|Nirupama Rao, left, and Salman Bashir held talks in the Bhutanese capital Thimphu on Sunday [EPA]
India and Pakistan have agreed to resume formal peace talks after a meeting between Nirupama Rao, the Indian foreign secretary, and Salman Bashir, her Pakistani counterpart, in the Bhutanese capital Thimphu.
A statement released simultaneously in New Delhi and Islamabad on Thursday said the new talks would focus on counter-terrorism, humanitarian issues, peace and security, the disputed Kashmir region and other border issues.
The two sides had agreed to the talks following the discussions in Thimphu which took place on Sunday.
The talks, expected to start by July, would be the first since New Delhi broke off peace negotiations after gunmen unleashed a series of attacks in the port city of Mumbai in 2008.

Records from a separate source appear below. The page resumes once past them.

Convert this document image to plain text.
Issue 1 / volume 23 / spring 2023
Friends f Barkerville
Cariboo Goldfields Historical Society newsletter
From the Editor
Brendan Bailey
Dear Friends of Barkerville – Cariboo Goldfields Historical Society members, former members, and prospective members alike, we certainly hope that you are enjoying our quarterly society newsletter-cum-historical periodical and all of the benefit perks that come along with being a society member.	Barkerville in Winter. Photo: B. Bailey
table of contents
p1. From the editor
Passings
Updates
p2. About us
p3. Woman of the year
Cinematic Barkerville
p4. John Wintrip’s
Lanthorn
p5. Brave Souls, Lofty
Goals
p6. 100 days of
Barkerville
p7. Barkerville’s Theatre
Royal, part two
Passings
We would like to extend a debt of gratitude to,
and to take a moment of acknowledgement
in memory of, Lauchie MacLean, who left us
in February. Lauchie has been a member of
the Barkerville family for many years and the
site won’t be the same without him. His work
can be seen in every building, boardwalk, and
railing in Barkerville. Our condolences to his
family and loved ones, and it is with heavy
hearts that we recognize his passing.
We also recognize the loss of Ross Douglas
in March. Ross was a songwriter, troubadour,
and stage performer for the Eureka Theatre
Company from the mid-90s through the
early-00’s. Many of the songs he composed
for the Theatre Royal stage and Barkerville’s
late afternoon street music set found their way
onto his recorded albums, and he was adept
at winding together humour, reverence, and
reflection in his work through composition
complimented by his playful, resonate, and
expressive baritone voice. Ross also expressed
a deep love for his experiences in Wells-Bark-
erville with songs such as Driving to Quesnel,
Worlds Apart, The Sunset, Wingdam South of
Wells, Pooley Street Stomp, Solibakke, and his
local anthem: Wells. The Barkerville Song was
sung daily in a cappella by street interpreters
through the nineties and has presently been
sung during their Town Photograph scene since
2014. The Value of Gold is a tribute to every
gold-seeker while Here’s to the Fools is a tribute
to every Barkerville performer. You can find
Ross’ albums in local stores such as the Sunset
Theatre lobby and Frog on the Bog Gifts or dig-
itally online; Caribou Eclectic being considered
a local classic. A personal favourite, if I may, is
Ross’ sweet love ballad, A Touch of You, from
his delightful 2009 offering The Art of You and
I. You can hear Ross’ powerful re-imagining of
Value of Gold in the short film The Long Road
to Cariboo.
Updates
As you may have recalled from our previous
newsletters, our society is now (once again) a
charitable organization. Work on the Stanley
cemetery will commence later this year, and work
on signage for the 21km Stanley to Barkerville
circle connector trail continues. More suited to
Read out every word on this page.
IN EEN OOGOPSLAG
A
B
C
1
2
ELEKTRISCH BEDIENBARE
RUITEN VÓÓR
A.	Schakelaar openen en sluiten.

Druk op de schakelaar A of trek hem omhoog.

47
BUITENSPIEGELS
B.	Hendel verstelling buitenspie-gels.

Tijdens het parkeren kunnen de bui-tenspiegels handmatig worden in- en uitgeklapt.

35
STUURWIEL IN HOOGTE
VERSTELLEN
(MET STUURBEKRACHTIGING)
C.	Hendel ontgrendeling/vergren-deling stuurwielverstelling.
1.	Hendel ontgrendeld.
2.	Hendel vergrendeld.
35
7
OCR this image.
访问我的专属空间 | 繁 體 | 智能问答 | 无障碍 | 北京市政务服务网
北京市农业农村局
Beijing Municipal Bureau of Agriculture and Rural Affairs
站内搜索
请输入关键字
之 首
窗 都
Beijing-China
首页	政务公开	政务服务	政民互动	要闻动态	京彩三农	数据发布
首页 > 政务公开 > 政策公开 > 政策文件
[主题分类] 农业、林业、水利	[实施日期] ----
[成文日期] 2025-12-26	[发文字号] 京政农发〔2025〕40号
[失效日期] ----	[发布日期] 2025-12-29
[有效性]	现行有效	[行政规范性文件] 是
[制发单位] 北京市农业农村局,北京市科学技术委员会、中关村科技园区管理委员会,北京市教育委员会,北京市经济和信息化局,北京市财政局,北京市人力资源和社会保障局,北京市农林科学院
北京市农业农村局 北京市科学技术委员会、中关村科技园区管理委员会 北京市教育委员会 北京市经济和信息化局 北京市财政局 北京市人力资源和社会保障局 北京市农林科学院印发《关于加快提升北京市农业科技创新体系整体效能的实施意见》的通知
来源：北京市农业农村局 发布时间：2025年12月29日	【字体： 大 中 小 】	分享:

Yousuf Raza Gilani, the Pakistan prime minister, welcomed the talks and praised his Indian counterpart, Manmohan Singh, for the "opening of a new chapter in the relations between the two countries, which Pakistan fully reciprocates".
Rao said that sincere effort was needed to take the process forward and said that eventual normalisation would be good for both countries and most importantly for sustained economic growth and development.
"We never turned back on dialogue with Pakistan. Door for talks was never shut even after Mumbai attacks. Our prime minister, foreign minister met Pakistani leaders on a number of occasions," Rao told Al Jazeera.
Rao said that both the countries would discuss all outstanding issues like counter-terrorism, Kashmir and people to people exchange.
She said: "We are for a comprehensive, serious and sustained dialogue."
A former Indian diplomat criticised the government's decision to resume talks.
"It's a manifestation of confusion and indecision by the Indian government," said G Parthasarthy, former Indian high commissioner to Pakistan.
Kalim Bahadur, a retired professor of South Asian studies at Jawaharlal Nehru University in New Delhi said: "At the moment, nobody can really say what precise form these resumed talks will take or what they might achieve."
"The so-called 'trust-deficit' is still very apparent, so I really don't see where this can lead in the short-term."
A Pakistani expert attributed India's change in stand to foreign pressure.
"I think the Indians have realised that their policy [of not having formal talks] was not paying any dividends," said Talat Masood, a former Pakistani army general and analyst.
"I think there is also some sort of foreign pressure, the American pressure that it's much better in the interest of Afghanistan that they improve their relationship."
Prior to the foreign ministers' meeting, secretary-level talks will be held on a wide-range of issues, including the territorial dispute over Kashmir.
They will also discuss counter-terrorism topics such as progress on the trial in Pakistan of seven men charged over the Mumbai attacks.
New Delhi broke off reportedly fruitful peace efforts after armed men reportedly from Pakistan laid siege to the financial capital of Mumbai in November 2008, killing 166 people.
India has consistently demanded that Pakistan act against fighters on its soil.
Islamabad, which is fighting domestic Taliban and other armed groups, says it is doing all it can and has demanded that New Delhi provide evidence to back its accusations.
India has accused Pakistani intelligence of being intricately involved in the planning of that attack, and insisted it would not return to the negotiating table until Pakistan cracks down on Lashkar-e-Taiba, group blamed for carrying it out.
Meanwhile, Pakistan has called on New Delhi to take action against those responsible for the February 18, 2007, bombing of a train on the Pakistan-India route that killed 68 passengers, mostly Pakistani citizens.
The announcement of talks is likely to be welcomed by the international community which had been pushing both countries back to the negotiating table to help ease tensions in an already volatile region.
Washington has been pressing the nuclear-armed rivals to restart their peace efforts in hopes that reducing tensions along their border would free Pakistan to focus on its fight against the Taliban - a key element of US strategy in Afghanistan.